Since neoliberal politics imply reduced state intervention, in effect the substitution of the welfare state for a minimal
state based on decentralization and population targeting instead of universalization and centralization, public action to
tackle violence against women as a specific vulnerable group fits well this view of what the state should do, as García
Otero shows for Colombia (2012).
For the Latin America region, there is no study of the relationship between the neoliberal state and the policy of
criminalisation of domestic violence, but the judicialisation of politics has been described and analysed by several
authors (Sieder, Schjolden, Angell, 2011) as an extensive phenomenon since the 1990s. For the USA, Wacquant argues
that at the end of the 20th century, “the neoliberal state strengthened and redistributed its surveillance, judicial and
prison system to stop disorders caused by the diffusion of social insecurity based on class, and to stage an ostentatious
discourse of of ‘law-and-order’ to confirm the authority of a government that seeks legitimacy for having dismissed
its obligations of social and economic protection” (2014: 190).

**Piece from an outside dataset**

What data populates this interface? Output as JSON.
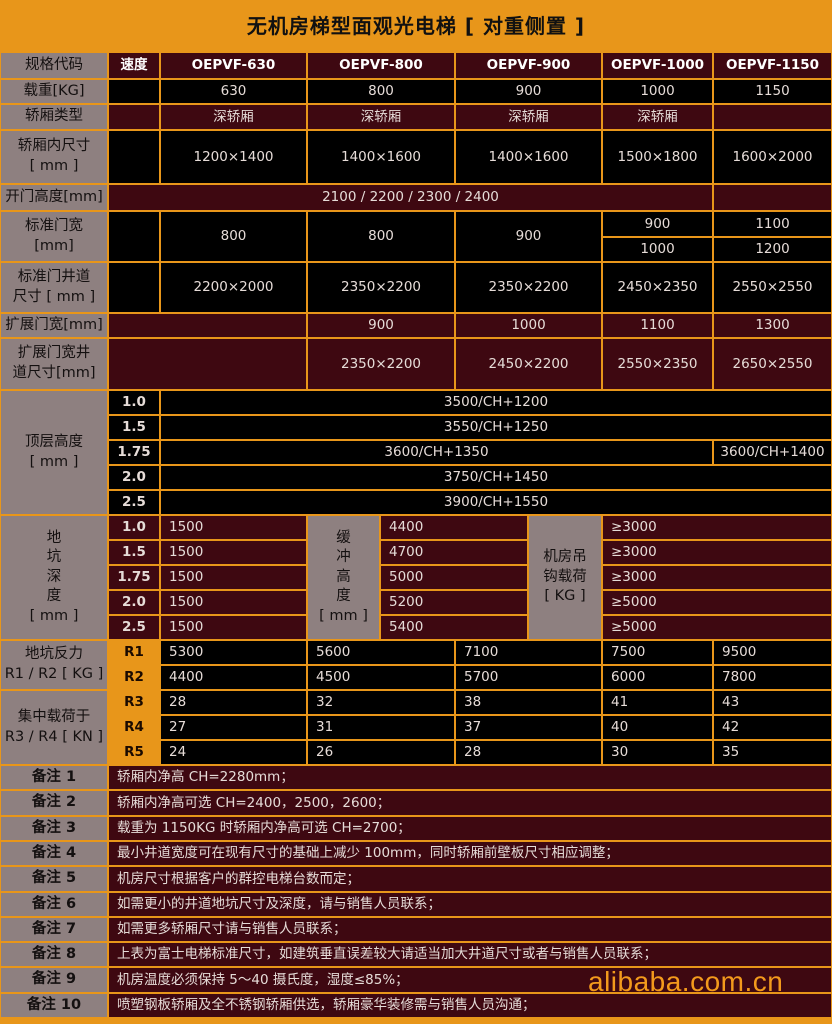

What is important here is that although violence against women is conceived as a social problem from the feminist
point of view, and is referred to as such in the different international, regional and even national normative instruments,
making a social problem something that can be resolved by legal means is only a partial and incomplete answer, since
a problem that is social is reduced to a problem that is individual, a matter of individual rights to be defended, and no
longer a broader question of social justice or social welfare.

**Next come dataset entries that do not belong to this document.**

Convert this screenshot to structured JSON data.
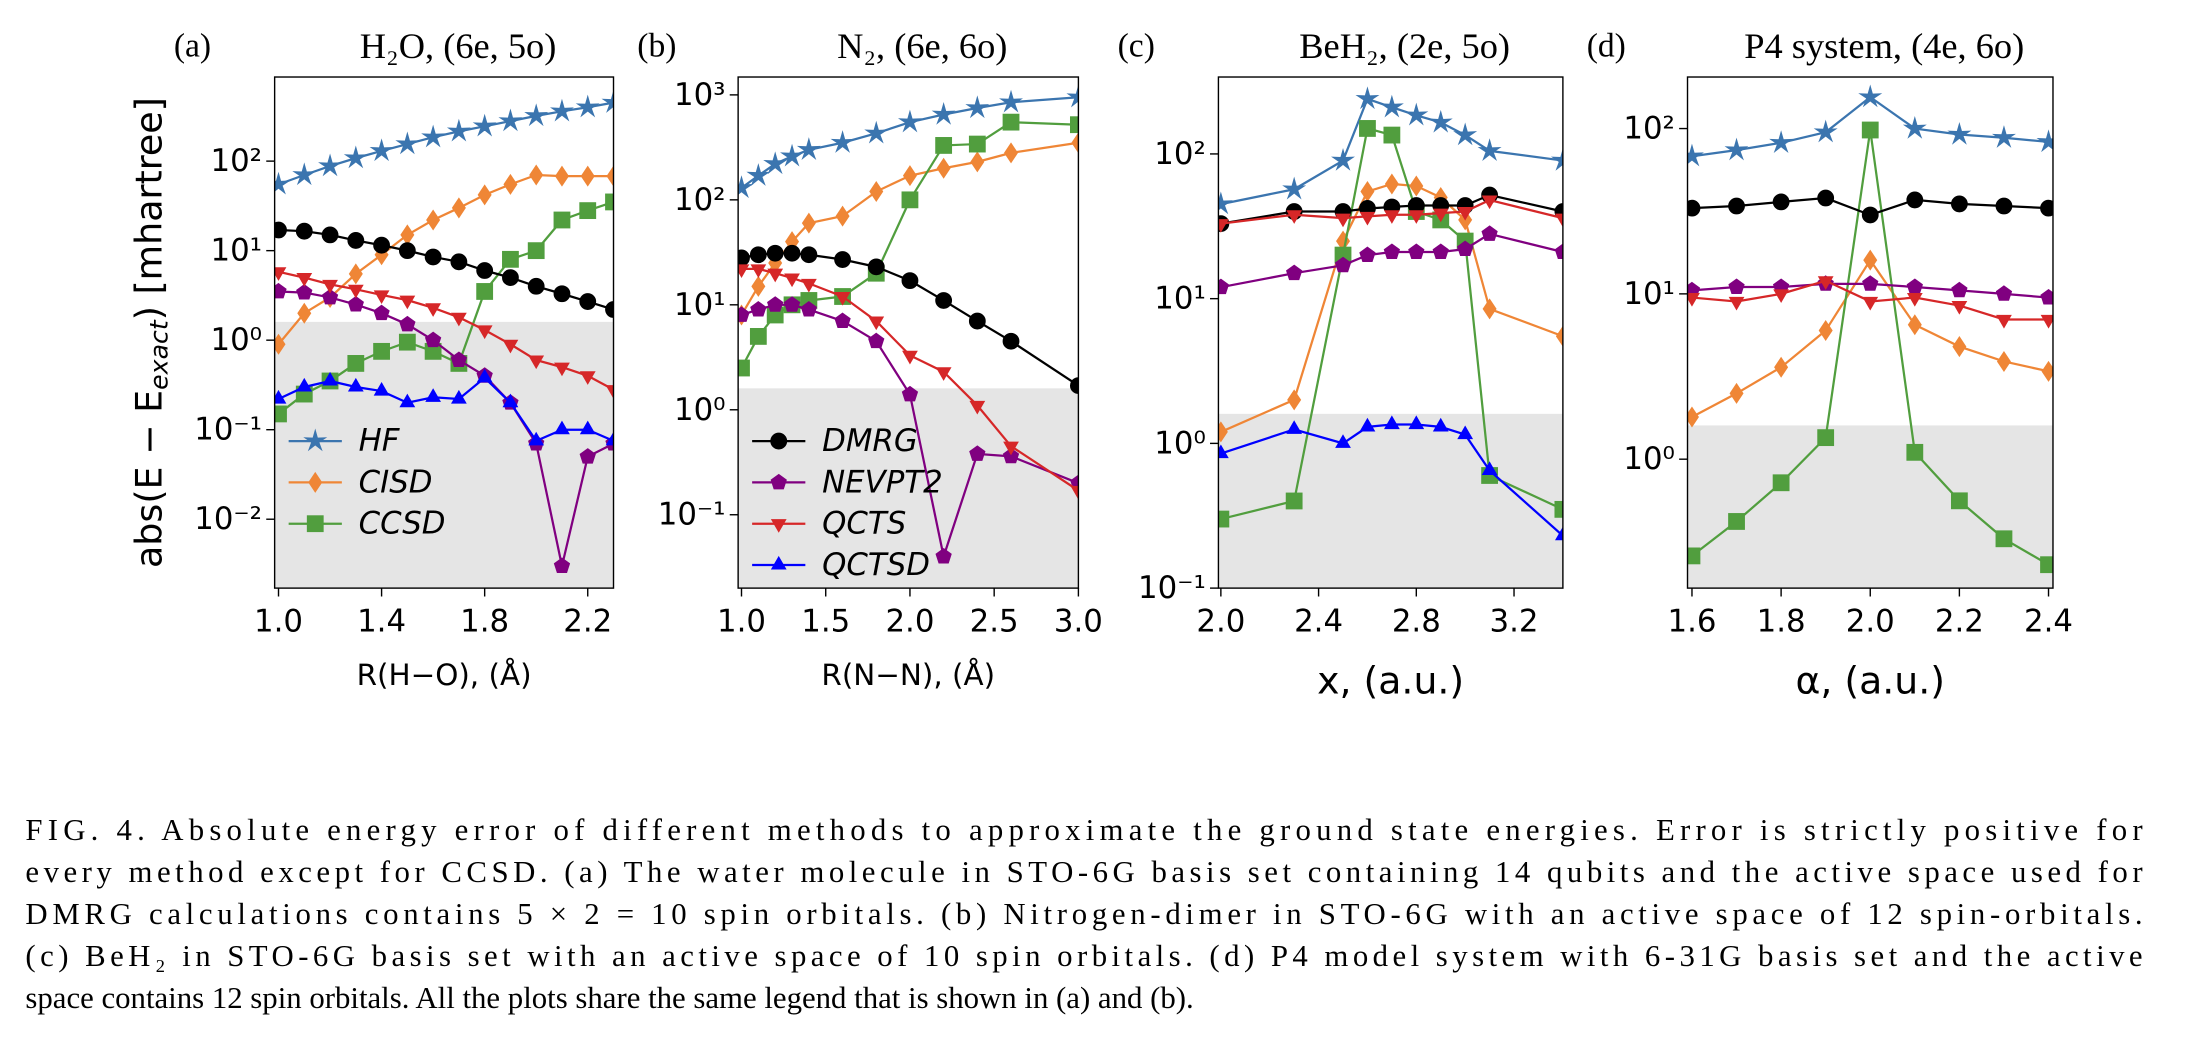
{
  "chart_data": [
    {
      "type": "line",
      "panel": "(a)",
      "title": "H₂O, (6e, 5o)",
      "xlabel": "R(H−O), (Å)",
      "ylabel": {
        "main": "abs(E − E",
        "sub": "exact",
        "tail": ") [mhartree]"
      },
      "x": [
        1.0,
        1.1,
        1.2,
        1.3,
        1.4,
        1.5,
        1.6,
        1.7,
        1.8,
        1.9,
        2.0,
        2.1,
        2.2,
        2.3
      ],
      "xlim": [
        0.985,
        2.3
      ],
      "xticks": [
        {
          "value": 1,
          "label": "1.0"
        },
        1.4,
        1.8,
        2.2
      ],
      "ylim": [
        0.0017,
        870
      ],
      "log_y": true,
      "yticks": [
        {
          "value": 0.01,
          "label": "10⁻²"
        },
        {
          "value": 0.1,
          "label": "10⁻¹"
        },
        {
          "value": 1,
          "label": "10⁰"
        },
        {
          "value": 10,
          "label": "10¹"
        },
        {
          "value": 100,
          "label": "10²"
        }
      ],
      "shaded_below": 1.6,
      "legend": "lower left",
      "series": [
        {
          "name": "HF",
          "color": "#3b75af",
          "marker": "star",
          "in_legend": true,
          "values": [
            55,
            70,
            88,
            108,
            130,
            155,
            185,
            215,
            245,
            280,
            320,
            360,
            400,
            450
          ]
        },
        {
          "name": "CISD",
          "color": "#ef8636",
          "marker": "diamond",
          "in_legend": true,
          "values": [
            0.9,
            2,
            3,
            5.5,
            9,
            15,
            22,
            30,
            42,
            55,
            70,
            68,
            68,
            68
          ]
        },
        {
          "name": "CCSD",
          "color": "#519e3e",
          "marker": "square",
          "in_legend": true,
          "values": [
            0.15,
            0.25,
            0.35,
            0.55,
            0.75,
            0.95,
            0.75,
            0.55,
            3.5,
            8,
            10,
            22,
            28,
            35
          ]
        },
        {
          "name": "DMRG",
          "color": "#000000",
          "marker": "circle",
          "in_legend": false,
          "values": [
            17,
            16.5,
            15,
            13,
            11.5,
            10,
            8.5,
            7.5,
            6,
            5,
            4,
            3.3,
            2.7,
            2.2
          ]
        },
        {
          "name": "NEVPT2",
          "color": "#800080",
          "marker": "pentagon",
          "in_legend": false,
          "values": [
            3.5,
            3.4,
            3,
            2.5,
            2,
            1.5,
            1,
            0.6,
            0.4,
            0.2,
            0.07,
            0.003,
            0.05,
            0.07
          ]
        },
        {
          "name": "QCTS",
          "color": "#d62728",
          "marker": "triangle_down",
          "in_legend": false,
          "values": [
            5.8,
            5,
            4.2,
            3.7,
            3.2,
            2.8,
            2.3,
            1.8,
            1.3,
            0.9,
            0.6,
            0.5,
            0.4,
            0.28
          ]
        },
        {
          "name": "QCTSD",
          "color": "#0000ff",
          "marker": "triangle_up",
          "in_legend": false,
          "values": [
            0.22,
            0.3,
            0.35,
            0.3,
            0.27,
            0.2,
            0.23,
            0.22,
            0.38,
            0.2,
            0.075,
            0.1,
            0.1,
            0.075
          ]
        }
      ]
    },
    {
      "type": "line",
      "panel": "(b)",
      "title": "N₂, (6e, 6o)",
      "xlabel": "R(N−N), (Å)",
      "x": [
        1.0,
        1.1,
        1.2,
        1.3,
        1.4,
        1.6,
        1.8,
        2.0,
        2.2,
        2.4,
        2.6,
        3.0
      ],
      "xlim": [
        0.98,
        3.0
      ],
      "xticks": [
        {
          "value": 1,
          "label": "1.0"
        },
        1.5,
        {
          "value": 2,
          "label": "2.0"
        },
        2.5,
        {
          "value": 3,
          "label": "3.0"
        }
      ],
      "ylim": [
        0.02,
        1480
      ],
      "log_y": true,
      "yticks": [
        {
          "value": 0.1,
          "label": "10⁻¹"
        },
        {
          "value": 1,
          "label": "10⁰"
        },
        {
          "value": 10,
          "label": "10¹"
        },
        {
          "value": 100,
          "label": "10²"
        },
        {
          "value": 1000,
          "label": "10³"
        }
      ],
      "shaded_below": 1.6,
      "legend": "lower left",
      "series": [
        {
          "name": "HF",
          "color": "#3b75af",
          "marker": "star",
          "in_legend": false,
          "values": [
            130,
            170,
            220,
            260,
            300,
            350,
            430,
            550,
            650,
            750,
            850,
            950
          ]
        },
        {
          "name": "CISD",
          "color": "#ef8636",
          "marker": "diamond",
          "in_legend": false,
          "values": [
            8,
            15,
            25,
            40,
            60,
            70,
            120,
            170,
            200,
            230,
            280,
            350
          ]
        },
        {
          "name": "CCSD",
          "color": "#519e3e",
          "marker": "square",
          "in_legend": false,
          "values": [
            2.5,
            5,
            8,
            10,
            11,
            12,
            20,
            100,
            330,
            340,
            550,
            520
          ]
        },
        {
          "name": "DMRG",
          "color": "#000000",
          "marker": "circle",
          "in_legend": true,
          "values": [
            28,
            30,
            31,
            31,
            30,
            27,
            23,
            17,
            11,
            7,
            4.5,
            1.7
          ]
        },
        {
          "name": "NEVPT2",
          "color": "#800080",
          "marker": "pentagon",
          "in_legend": true,
          "values": [
            8,
            9,
            10,
            10,
            9,
            7,
            4.5,
            1.4,
            0.04,
            0.38,
            0.36,
            0.2
          ]
        },
        {
          "name": "QCTS",
          "color": "#d62728",
          "marker": "triangle_down",
          "in_legend": true,
          "values": [
            22,
            22,
            20,
            18,
            16,
            12,
            7,
            3.3,
            2.3,
            1.1,
            0.45,
            0.17
          ]
        },
        {
          "name": "QCTSD",
          "color": "#0000ff",
          "marker": "triangle_up",
          "in_legend": true,
          "values": [
            null,
            null,
            null,
            null,
            null,
            null,
            null,
            null,
            null,
            null,
            null,
            null
          ]
        }
      ]
    },
    {
      "type": "line",
      "panel": "(c)",
      "title": "BeH₂, (2e, 5o)",
      "xlabel": "x, (a.u.)",
      "x": [
        2.0,
        2.3,
        2.5,
        2.6,
        2.7,
        2.8,
        2.9,
        3.0,
        3.1,
        3.4
      ],
      "xlim": [
        1.99,
        3.4
      ],
      "xticks": [
        {
          "value": 2,
          "label": "2.0"
        },
        2.4,
        2.8,
        3.2
      ],
      "ylim": [
        0.1,
        340
      ],
      "log_y": true,
      "yticks": [
        {
          "value": 0.1,
          "label": "10⁻¹"
        },
        {
          "value": 1,
          "label": "10⁰"
        },
        {
          "value": 10,
          "label": "10¹"
        },
        {
          "value": 100,
          "label": "10²"
        }
      ],
      "shaded_below": 1.6,
      "series": [
        {
          "name": "HF",
          "color": "#3b75af",
          "marker": "star",
          "in_legend": false,
          "values": [
            45,
            57,
            90,
            240,
            210,
            185,
            165,
            135,
            105,
            90
          ]
        },
        {
          "name": "CISD",
          "color": "#ef8636",
          "marker": "diamond",
          "in_legend": false,
          "values": [
            1.2,
            2,
            25,
            55,
            62,
            60,
            50,
            35,
            8.5,
            5.5
          ]
        },
        {
          "name": "CCSD",
          "color": "#519e3e",
          "marker": "square",
          "in_legend": false,
          "values": [
            0.3,
            0.4,
            20,
            150,
            135,
            40,
            35,
            25,
            0.6,
            0.35
          ]
        },
        {
          "name": "DMRG",
          "color": "#000000",
          "marker": "circle",
          "in_legend": false,
          "values": [
            33,
            40,
            40,
            42,
            43,
            44,
            44,
            44,
            52,
            40
          ]
        },
        {
          "name": "NEVPT2",
          "color": "#800080",
          "marker": "pentagon",
          "in_legend": false,
          "values": [
            12,
            15,
            17,
            20,
            21,
            21,
            21,
            22,
            28,
            21
          ]
        },
        {
          "name": "QCTS",
          "color": "#d62728",
          "marker": "triangle_down",
          "in_legend": false,
          "values": [
            33,
            38,
            36,
            37,
            38,
            38,
            39,
            40,
            48,
            36
          ]
        },
        {
          "name": "QCTSD",
          "color": "#0000ff",
          "marker": "triangle_up",
          "in_legend": false,
          "values": [
            0.85,
            1.25,
            1.0,
            1.3,
            1.35,
            1.35,
            1.3,
            1.15,
            0.65,
            0.23
          ]
        }
      ]
    },
    {
      "type": "line",
      "panel": "(d)",
      "title": "P4 system, (4e, 6o)",
      "xlabel": "α, (a.u.)",
      "x": [
        1.6,
        1.7,
        1.8,
        1.9,
        2.0,
        2.1,
        2.2,
        2.3,
        2.4
      ],
      "xlim": [
        1.59,
        2.41
      ],
      "xticks": [
        1.6,
        1.8,
        {
          "value": 2,
          "label": "2.0"
        },
        2.2,
        2.4
      ],
      "ylim": [
        0.166,
        205
      ],
      "log_y": true,
      "yticks": [
        {
          "value": 1,
          "label": "10⁰"
        },
        {
          "value": 10,
          "label": "10¹"
        },
        {
          "value": 100,
          "label": "10²"
        }
      ],
      "shaded_below": 1.6,
      "series": [
        {
          "name": "HF",
          "color": "#3b75af",
          "marker": "star",
          "in_legend": false,
          "values": [
            68,
            74,
            82,
            95,
            155,
            100,
            92,
            88,
            83
          ]
        },
        {
          "name": "CISD",
          "color": "#ef8636",
          "marker": "diamond",
          "in_legend": false,
          "values": [
            1.8,
            2.5,
            3.6,
            6,
            16,
            6.5,
            4.8,
            3.9,
            3.4
          ]
        },
        {
          "name": "CCSD",
          "color": "#519e3e",
          "marker": "square",
          "in_legend": false,
          "values": [
            0.26,
            0.42,
            0.72,
            1.35,
            98,
            1.1,
            0.56,
            0.33,
            0.23
          ]
        },
        {
          "name": "DMRG",
          "color": "#000000",
          "marker": "circle",
          "in_legend": false,
          "values": [
            33,
            34,
            36,
            38,
            30,
            37,
            35,
            34,
            33
          ]
        },
        {
          "name": "NEVPT2",
          "color": "#800080",
          "marker": "pentagon",
          "in_legend": false,
          "values": [
            10.5,
            11,
            11,
            11.5,
            11.5,
            11,
            10.5,
            10,
            9.5
          ]
        },
        {
          "name": "QCTS",
          "color": "#d62728",
          "marker": "triangle_down",
          "in_legend": false,
          "values": [
            9.5,
            9,
            10,
            12,
            9,
            9.5,
            8.5,
            7,
            7
          ]
        },
        {
          "name": "QCTSD",
          "color": "#0000ff",
          "marker": "triangle_up",
          "in_legend": false,
          "values": [
            null,
            null,
            null,
            null,
            null,
            null,
            null,
            null,
            null
          ]
        }
      ]
    }
  ],
  "caption_lines": [
    "FIG. 4.    Absolute energy error of different methods to approximate the ground state energies. Error is strictly positive for",
    "every method except for CCSD. (a) The water molecule in STO-6G basis set containing 14 qubits and the active space used for",
    "DMRG calculations contains 5 × 2 = 10 spin orbitals. (b) Nitrogen-dimer in STO-6G with an active space of 12 spin-orbitals.",
    "(c) BeH₂ in STO-6G basis set with an active space of 10 spin orbitals. (d) P4 model system with 6-31G basis set and the active",
    "space contains 12 spin orbitals. All the plots share the same legend that is shown in (a) and (b)."
  ]
}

In 1994, the adoption of the Inter-American Convention on the Prevention, Punishment and Eradication of Violence
against Women (Belem Do Para Convention) by a large majority of Latin American states, and subsequent legislative
reforms, shows that the focus is no longer on equality issues, which would imply more comprehensive social policies
and measures, but only on gender-based violence against women in the context of a liberal and individualistic approach
centred on human rights. Moreover, these new legal reforms rely largely on the judiciary or the police, who are less
sympathetic to victims’ claims even if they are responsible for providing assistance to abused women (Fries 2008). The
Inter-American Court found that the investigations made for the Cotton Field Case “were prejudiced by gender-based
stereotyping to the extent that public officials adopted stereotypical attitudes and blamed the victims themselves, as well as their relatives, for their fate”.6
Instead of protecting and guaranteeing women’s rights, gender bias in institutions
re-victimize women through institutional violence which in the end represents the main obstacle for women to get
access to justice (Lagarde y de los Ríos, 2005; Inter American Commission on Human Rights 2011; Tiroch, 2010).